Todavía un tercer detalle: el hombre que encuentra el tesoro, no solo sacrifica todo cuanto tiene, sino que además lo hace «gozoso». En lugar de temor o incertidumbre, hay gozo en su corazón.

¿Vemos ahora por qué el reino de los cielos es «semejante a un tesoro escondido»? «El evangelio es el tesoro» (ibíd., p. 76). Un tesoro que permanece escondido para quienes son sabios en su propia opinión, pero que revela su hermosura a quienes no consideran «ningún sacrificio demasiado caro para ganar los tesoros de la verdad» (ibíd.). Algo así como lo que sucedió a Wilfred Grenfell.

Wilfred, un joven médico radicado en Londres, regresóba un día a su casa cuando a la distancia vio una gran carpa.
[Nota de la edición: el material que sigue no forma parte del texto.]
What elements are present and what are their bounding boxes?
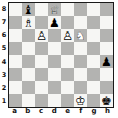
square-a7[interactable]: [9, 16, 22, 29]
square-g8[interactable]: [87, 3, 100, 16]
square-b4[interactable]: [22, 55, 35, 68]
square-g7[interactable]: [87, 16, 100, 29]
file-label-g: g: [88, 108, 101, 118]
square-e6[interactable]: ♟♙: [61, 29, 74, 42]
square-b1[interactable]: [22, 94, 35, 107]
piece-white-bishop[interactable]: ♝♗: [23, 17, 35, 29]
file-label-d: d: [48, 108, 61, 118]
square-a2[interactable]: [9, 81, 22, 94]
rank-label-8: 8: [0, 2, 8, 15]
square-h3[interactable]: [100, 68, 113, 81]
square-a6[interactable]: [9, 29, 22, 42]
square-e1[interactable]: [61, 94, 74, 107]
square-e8[interactable]: [61, 3, 74, 16]
file-label-h: h: [101, 108, 114, 118]
rank-label-6: 6: [0, 29, 8, 42]
square-a1[interactable]: [9, 94, 22, 107]
square-e2[interactable]: [61, 81, 74, 94]
board: ♝♛♕♝♗♟♟♙♟♙♞♘♟♚♔♚: [8, 2, 114, 108]
square-h7[interactable]: [100, 16, 113, 29]
file-labels: abcdefgh: [8, 108, 114, 118]
square-c7[interactable]: [35, 16, 48, 29]
file-label-b: b: [21, 108, 34, 118]
square-c4[interactable]: [35, 55, 48, 68]
square-f4[interactable]: [74, 55, 87, 68]
piece-black-pawn[interactable]: ♟: [101, 56, 113, 68]
square-b2[interactable]: [22, 81, 35, 94]
square-e3[interactable]: [61, 68, 74, 81]
square-d4[interactable]: [48, 55, 61, 68]
square-f6[interactable]: ♞♘: [74, 29, 87, 42]
square-d7[interactable]: ♟: [48, 16, 61, 29]
file-label-e: e: [61, 108, 74, 118]
square-f5[interactable]: [74, 42, 87, 55]
square-h6[interactable]: [100, 29, 113, 42]
square-a4[interactable]: [9, 55, 22, 68]
square-e7[interactable]: [61, 16, 74, 29]
piece-outline: ♘: [75, 30, 87, 42]
square-g1[interactable]: [87, 94, 100, 107]
square-h5[interactable]: [100, 42, 113, 55]
square-g6[interactable]: [87, 29, 100, 42]
square-g2[interactable]: [87, 81, 100, 94]
rank-labels: 87654321: [0, 2, 8, 108]
square-b7[interactable]: ♝♗: [22, 16, 35, 29]
square-a3[interactable]: [9, 68, 22, 81]
square-g5[interactable]: [87, 42, 100, 55]
square-c6[interactable]: ♟♙: [35, 29, 48, 42]
square-f3[interactable]: [74, 68, 87, 81]
file-label-a: a: [8, 108, 21, 118]
square-d3[interactable]: [48, 68, 61, 81]
square-c1[interactable]: [35, 94, 48, 107]
square-f2[interactable]: [74, 81, 87, 94]
piece-black-king[interactable]: ♚: [101, 95, 113, 107]
square-b8[interactable]: ♝: [22, 3, 35, 16]
file-label-f: f: [74, 108, 87, 118]
file-label-c: c: [35, 108, 48, 118]
square-e4[interactable]: [61, 55, 74, 68]
piece-outline: ♙: [36, 30, 48, 42]
square-h2[interactable]: [100, 81, 113, 94]
piece-outline: ♕: [49, 4, 61, 16]
square-f8[interactable]: [74, 3, 87, 16]
piece-white-pawn[interactable]: ♟♙: [36, 30, 48, 42]
square-d5[interactable]: [48, 42, 61, 55]
piece-black-pawn[interactable]: ♟: [49, 17, 61, 29]
square-h8[interactable]: [100, 3, 113, 16]
piece-white-pawn[interactable]: ♟♙: [62, 30, 74, 42]
rank-label-7: 7: [0, 15, 8, 28]
square-a5[interactable]: [9, 42, 22, 55]
square-d1[interactable]: [48, 94, 61, 107]
piece-outline: ♙: [62, 30, 74, 42]
square-b5[interactable]: [22, 42, 35, 55]
square-f1[interactable]: ♚♔: [74, 94, 87, 107]
rank-label-1: 1: [0, 95, 8, 108]
chess-diagram: 87654321 ♝♛♕♝♗♟♟♙♟♙♞♘♟♚♔♚ abcdefgh: [0, 0, 118, 118]
square-h1[interactable]: ♚: [100, 94, 113, 107]
piece-white-queen[interactable]: ♛♕: [49, 4, 61, 16]
square-c2[interactable]: [35, 81, 48, 94]
square-d2[interactable]: [48, 81, 61, 94]
square-c3[interactable]: [35, 68, 48, 81]
rank-label-4: 4: [0, 55, 8, 68]
square-e5[interactable]: [61, 42, 74, 55]
rank-label-5: 5: [0, 42, 8, 55]
rank-label-3: 3: [0, 68, 8, 81]
square-c5[interactable]: [35, 42, 48, 55]
piece-black-bishop[interactable]: ♝: [23, 4, 35, 16]
square-f7[interactable]: [74, 16, 87, 29]
square-d8[interactable]: ♛♕: [48, 3, 61, 16]
square-d6[interactable]: [48, 29, 61, 42]
square-c8[interactable]: [35, 3, 48, 16]
square-a8[interactable]: [9, 3, 22, 16]
piece-outline: ♔: [75, 95, 87, 107]
square-b6[interactable]: [22, 29, 35, 42]
piece-white-knight[interactable]: ♞♘: [75, 30, 87, 42]
rank-label-2: 2: [0, 82, 8, 95]
piece-outline: ♗: [23, 17, 35, 29]
square-h4[interactable]: ♟: [100, 55, 113, 68]
piece-white-king[interactable]: ♚♔: [75, 95, 87, 107]
square-g3[interactable]: [87, 68, 100, 81]
square-b3[interactable]: [22, 68, 35, 81]
square-g4[interactable]: [87, 55, 100, 68]
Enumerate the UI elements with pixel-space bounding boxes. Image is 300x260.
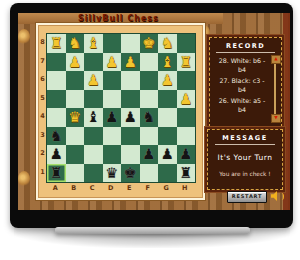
- speaker-icon[interactable]: [271, 191, 284, 201]
- scrollbar-track[interactable]: [274, 61, 276, 117]
- corner-ornament: [18, 29, 30, 45]
- square-d1[interactable]: ♛: [103, 164, 122, 183]
- square-f6[interactable]: [140, 71, 159, 90]
- square-b3[interactable]: [66, 127, 85, 146]
- restart-button[interactable]: RESTART: [227, 191, 267, 203]
- square-f3[interactable]: [140, 127, 159, 146]
- square-a1[interactable]: ♜: [47, 164, 66, 183]
- black-rook: ♜: [50, 164, 63, 182]
- black-pawn: ♟: [105, 108, 118, 126]
- square-d2[interactable]: [103, 145, 122, 164]
- chess-board: ♜♞♝♚♞♟♟♟♝♜♟♟♟♛♝♟♟♞♞♟♟♟♟♜♛♚♜ 87654321 ABC…: [36, 23, 205, 200]
- black-pawn: ♟: [161, 145, 174, 163]
- file-label-f: F: [139, 184, 158, 192]
- file-label-h: H: [176, 184, 195, 192]
- square-h4[interactable]: [177, 108, 196, 127]
- monitor-bezel: SillyBull Chess ♜♞♝♚♞♟♟♟♝♜♟♟♟♛♝♟♟♞♞♟♟♟♟♜…: [10, 3, 293, 228]
- square-d5[interactable]: [103, 90, 122, 109]
- black-knight: ♞: [50, 127, 63, 145]
- square-g2[interactable]: ♟: [158, 145, 177, 164]
- screen: SillyBull Chess ♜♞♝♚♞♟♟♟♝♜♟♟♟♛♝♟♟♞♞♟♟♟♟♜…: [0, 0, 300, 260]
- turn-status-text: It's Your Turn: [208, 153, 282, 162]
- app-title: SillyBull Chess: [36, 14, 201, 23]
- rank-label-7: 7: [39, 52, 46, 71]
- file-label-g: G: [157, 184, 176, 192]
- white-rook: ♜: [50, 34, 63, 52]
- black-king: ♚: [124, 164, 137, 182]
- square-a8[interactable]: ♜: [47, 34, 66, 53]
- square-b7[interactable]: ♟: [66, 53, 85, 72]
- white-pawn: ♟: [161, 71, 174, 89]
- square-e4[interactable]: ♟: [121, 108, 140, 127]
- file-label-d: D: [102, 184, 121, 192]
- square-a4[interactable]: [47, 108, 66, 127]
- square-a3[interactable]: ♞: [47, 127, 66, 146]
- square-d4[interactable]: ♟: [103, 108, 122, 127]
- rank-label-2: 2: [39, 144, 46, 163]
- square-e7[interactable]: ♟: [121, 53, 140, 72]
- square-e8[interactable]: [121, 34, 140, 53]
- black-rook: ♜: [179, 164, 192, 182]
- square-c6[interactable]: ♟: [84, 71, 103, 90]
- square-a6[interactable]: [47, 71, 66, 90]
- rank-label-3: 3: [39, 126, 46, 145]
- file-label-c: C: [83, 184, 102, 192]
- white-pawn: ♟: [87, 71, 100, 89]
- square-c5[interactable]: [84, 90, 103, 109]
- white-knight: ♞: [68, 34, 81, 52]
- square-d7[interactable]: ♟: [103, 53, 122, 72]
- square-e3[interactable]: [121, 127, 140, 146]
- file-label-e: E: [120, 184, 139, 192]
- rank-label-4: 4: [39, 107, 46, 126]
- record-panel: RECORD 28. White: b6 - b427. Black: c3 -…: [209, 37, 282, 127]
- white-rook: ♜: [179, 53, 192, 71]
- square-a5[interactable]: [47, 90, 66, 109]
- square-d3[interactable]: [103, 127, 122, 146]
- white-pawn: ♟: [68, 53, 81, 71]
- white-pawn: ♟: [105, 53, 118, 71]
- white-knight: ♞: [161, 34, 174, 52]
- message-title: MESSAGE: [215, 134, 276, 145]
- square-f5[interactable]: [140, 90, 159, 109]
- square-c3[interactable]: [84, 127, 103, 146]
- record-move: 26. White: a5 - b4: [215, 97, 269, 114]
- frame-red-band: [283, 13, 290, 210]
- black-pawn: ♟: [179, 145, 192, 163]
- square-g1[interactable]: [158, 164, 177, 183]
- square-f2[interactable]: ♟: [140, 145, 159, 164]
- square-h6[interactable]: [177, 71, 196, 90]
- square-b5[interactable]: [66, 90, 85, 109]
- black-pawn: ♟: [142, 145, 155, 163]
- board-grid: ♜♞♝♚♞♟♟♟♝♜♟♟♟♛♝♟♟♞♞♟♟♟♟♜♛♚♜: [46, 33, 196, 183]
- corner-ornament: [18, 171, 30, 187]
- square-c1[interactable]: [84, 164, 103, 183]
- square-e6[interactable]: [121, 71, 140, 90]
- scroll-down-icon[interactable]: ▼: [271, 114, 281, 123]
- square-g5[interactable]: [158, 90, 177, 109]
- square-h8[interactable]: [177, 34, 196, 53]
- square-c8[interactable]: ♝: [84, 34, 103, 53]
- white-queen: ♛: [68, 108, 81, 126]
- rank-label-6: 6: [39, 70, 46, 89]
- square-c7[interactable]: [84, 53, 103, 72]
- square-f7[interactable]: [140, 53, 159, 72]
- speaker-body: [271, 191, 279, 201]
- square-b1[interactable]: [66, 164, 85, 183]
- black-queen: ♛: [105, 164, 118, 182]
- square-h7[interactable]: ♜: [177, 53, 196, 72]
- square-h2[interactable]: ♟: [177, 145, 196, 164]
- square-a7[interactable]: [47, 53, 66, 72]
- record-move: 27. Black: c3 - b4: [215, 77, 269, 94]
- square-e5[interactable]: [121, 90, 140, 109]
- rank-label-8: 8: [39, 33, 46, 52]
- rank-label-1: 1: [39, 163, 46, 182]
- black-pawn: ♟: [124, 108, 137, 126]
- square-f4[interactable]: ♞: [140, 108, 159, 127]
- square-h5[interactable]: ♟: [177, 90, 196, 109]
- file-label-a: A: [46, 184, 65, 192]
- check-warning-text: You are in check !: [208, 171, 282, 177]
- square-e1[interactable]: ♚: [121, 164, 140, 183]
- square-c4[interactable]: ♝: [84, 108, 103, 127]
- square-a2[interactable]: ♟: [47, 145, 66, 164]
- square-b6[interactable]: [66, 71, 85, 90]
- square-h1[interactable]: ♜: [177, 164, 196, 183]
- black-bishop: ♝: [87, 108, 100, 126]
- file-label-b: B: [65, 184, 84, 192]
- square-g6[interactable]: ♟: [158, 71, 177, 90]
- record-move: 28. White: b6 - b4: [215, 57, 269, 74]
- square-b8[interactable]: ♞: [66, 34, 85, 53]
- scroll-up-icon[interactable]: ▲: [271, 55, 281, 64]
- square-h3[interactable]: [177, 127, 196, 146]
- record-scrollbar[interactable]: ▲ ▼: [271, 55, 279, 123]
- chess-app-window: SillyBull Chess ♜♞♝♚♞♟♟♟♝♜♟♟♟♛♝♟♟♞♞♟♟♟♟♜…: [18, 13, 290, 210]
- square-d6[interactable]: [103, 71, 122, 90]
- black-knight: ♞: [142, 108, 155, 126]
- square-g8[interactable]: ♞: [158, 34, 177, 53]
- white-pawn: ♟: [179, 90, 192, 108]
- square-f1[interactable]: [140, 164, 159, 183]
- square-d8[interactable]: [103, 34, 122, 53]
- white-pawn: ♟: [124, 53, 137, 71]
- white-king: ♚: [142, 34, 155, 52]
- black-pawn: ♟: [50, 145, 63, 163]
- square-g7[interactable]: ♝: [158, 53, 177, 72]
- message-panel: MESSAGE It's Your Turn You are in check …: [207, 129, 283, 190]
- square-b4[interactable]: ♛: [66, 108, 85, 127]
- square-c2[interactable]: [84, 145, 103, 164]
- square-g4[interactable]: [158, 108, 177, 127]
- speaker-wave: [279, 193, 284, 200]
- square-b2[interactable]: [66, 145, 85, 164]
- square-g3[interactable]: [158, 127, 177, 146]
- record-title: RECORD: [216, 42, 274, 53]
- square-f8[interactable]: ♚: [140, 34, 159, 53]
- monitor-stand: [55, 227, 250, 234]
- square-e2[interactable]: [121, 145, 140, 164]
- white-bishop: ♝: [161, 53, 174, 71]
- rank-label-5: 5: [39, 89, 46, 108]
- white-bishop: ♝: [87, 34, 100, 52]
Por curiosidad, se acercó al lugar. Era un ciclo evangelístico dirigido por Dwight L. Moody. Wilfred no esperaba quedarse, pero entonces sucedió algo gracioso. Como la persona que estaba orando demoraba mucho en terminar, Moody se puso de pie y dijo: «Amigos, vamos a cantar un himno mientras nuestro hermano termina de orar». La ocurrencia hizo que Grenfell permaneciera hasta el final. Luego asiste al siguiente programa, y ​​al siguiente…

Sin buscarlo, Wilfred Grenfell había encontrado un precioso tesoro. Posteriormente, aceptaría a Cristo como su Salvador y, gozoso por ello, «vendería todo» para servirle. Según escriben Ron y Dorothy Watts, durante unos cuarenta años suplió las necesidades médicas de la gente en Terranova y Labrador (Canadá); «fundó cinco hospitales y siete puestos de enfermería; abrió orfelinatos, iglesias y escuelas. Mejoró las condiciones de vida de los esquimales, nativos y blancos en general». *

¡Y pensar que todo empezó cuando encontré un tesoro que no estaba buscando! ¿O sería que «el Tesoro» lo encontró a él?

Gracias, precioso Jesús, porque eres mi mayor tesoro; y gracias por ese bendito día cuando, sin buscarte, te encontré.